Блейель перестал покачиваться. – Что такое?

– Ты сказал, что не хочешь мне мешать, поэтому я говорю «прекрати», когда ты мне мешаешь. Что тут непонятного.

– Извини–ка, но…

– И попрошу не перебивать.

– Я тебя не…

– Ты паришь в небесах и считаешь, что всё просто изумительно. Кстати, заставляет задуматься, каково тебе приходилось прежде. Но куда приведёт твой полёт? Ты говоришь, тебя давит погода. Такое мы тут нечасто слышим. Сибирь вообще–то славится своим мягким, целебным климатом.

– Ха–ха.

– Посмеёшься, когда настанут холода. Когда всё кругом застынет. Всё. Томь, окна, носы, души. Четыре месяца в году этот район притворяется, как будто сумасшедший слабачок с Запада тут выживет. Ты этого пока не замечаешь, но лето уже почти прошло. Ты задумывался, что с тобой будет, когда придёт октябрь?

– Давай поболтаем о погоде.

– А ноябрь? Или – нет, дальше я и продолжать не буду. Горе ты луковое, ты же ничегошеньки не знаешь!

– Пока ещё август, и я…

– Ладно, культурную технологию распития водки ты в общих чертах ухватил. Хоть что–то. Это уже неплохо. Хотя элита в наше время набирается только в отпуске. Разруха, вызванная турбокапитализмом, об этом можно говорить часами…

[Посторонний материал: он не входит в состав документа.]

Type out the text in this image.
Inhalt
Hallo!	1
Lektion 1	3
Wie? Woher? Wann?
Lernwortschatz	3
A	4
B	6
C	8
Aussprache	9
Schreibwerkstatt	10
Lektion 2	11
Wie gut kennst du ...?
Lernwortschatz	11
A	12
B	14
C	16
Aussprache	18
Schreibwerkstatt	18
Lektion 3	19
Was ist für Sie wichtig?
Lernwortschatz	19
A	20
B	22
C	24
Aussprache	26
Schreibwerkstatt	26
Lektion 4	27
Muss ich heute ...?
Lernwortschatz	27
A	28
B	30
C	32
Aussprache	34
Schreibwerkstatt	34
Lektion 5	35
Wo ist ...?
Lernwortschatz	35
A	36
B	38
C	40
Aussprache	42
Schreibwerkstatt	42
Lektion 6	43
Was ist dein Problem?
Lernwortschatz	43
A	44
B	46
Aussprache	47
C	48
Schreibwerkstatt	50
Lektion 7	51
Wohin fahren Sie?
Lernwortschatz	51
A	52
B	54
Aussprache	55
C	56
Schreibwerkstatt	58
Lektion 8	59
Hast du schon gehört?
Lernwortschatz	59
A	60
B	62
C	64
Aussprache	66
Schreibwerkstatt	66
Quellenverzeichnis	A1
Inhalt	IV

В этот момент Блейелю вспомнился персонаж, который, должно быть, не раз являлся в последнее время ему во сне. Почему именно теперь, удивился он. Персонажа звали Айнар. Так Блейель понял вначале, и подумал об Айнаре Одноглазом из фильма про викингов, который видел лет в двенадцать. С Кирком Дугласом? Нет, загрохотало во сне, Айнар без Р, и появился мускулистый великан с косичкой на бритом черепе, ни капли не похожий на Кирка Дугласа. Появлялся он часто – то из пня у реки, то из столешницы, рыча, он молотил вокруг себя кулаками. Потом из подмостков, в месте, похожем на Томскую писаницу, только вокруг подмостков простиралось коварное болото. Айнар без Р, великан с одним лишь торсом. Чем дольше Блейель про него думал, тем больше убеждался, что он перенял ту роль, которую прежде играла в его снах Илька. Он вспомнил сон, в котором детина, на сей раз не такой огромный, вырастал не из дерева, а между его, Блейеля, ног, и кричал: «Я не черешок, а айна! Я не черешок, а айна!». Блейель хотел покончить с узурпатором, но тот вырвал у него нож и одним движением вонзил его Блейелю в живот по рукоять. Потом, упираясь руками, прянул и так раздулся, что Блейеля разорвало надвое. А айна яростно отшвырнул половинки и пошёл в мир, оснащённый ногами Блейеля и новым, бритым и смазанным маслом великанским черешком. Потом Блейель видел свою могилу, под сияющим, как фольга, крестом, утыканным шипами. На могиле плясали айна и Илька, оба голые, и вопили: «Матиас, мы твои гордые родители!»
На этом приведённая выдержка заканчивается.